The Main Budget Office, an internal department of the Ministry of Finance, is responsible for the national budget related to social security and is one of the important players in public health.

 

2. Please provide any infographics including

The actors involved in the market access process (market authorization, pricing decisions, reimbursement decisions)

The information and data required

The process and flow

The actors involved in the market access process of new drugs, and the flow is shown in the chart below (items a and c above).

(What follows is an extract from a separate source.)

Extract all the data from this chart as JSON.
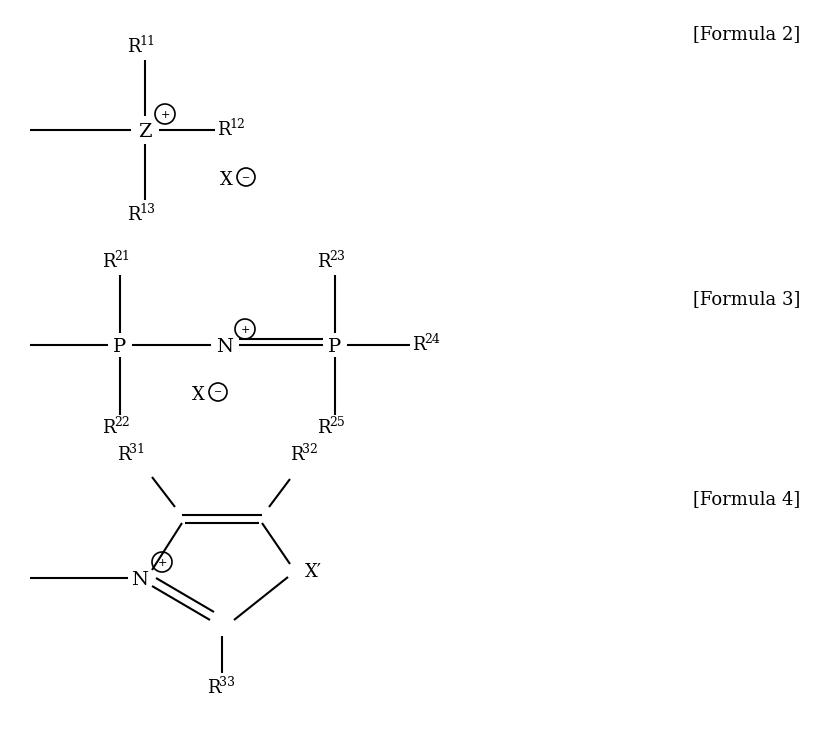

In general, an applicant for marketing authorization for new drugs is required to submit the following information and data (item b above):

• Origin or background of discovery, condition of use in foreign countries
• Manufacturing methods, specifications, and test methods
• Stability
• Pharmacological action
• Absorption, distribution, metabolization, and excretion
• Acute/sub-acute/chronic toxicity, teratogenicity, and other types of toxicity
• Clinical trials
• Package inserts

For more details, please refer to Question VII.1.a.

In order to apply for listing of new drugs on the NHI Drug Price Standard List, it is necessary to provide certain information and data, such as the NHI Drug Price request, the NHI Drug Price calculation form, and information regarding price and use in foreign countries.

For more details, please refer to Question VII.1.b.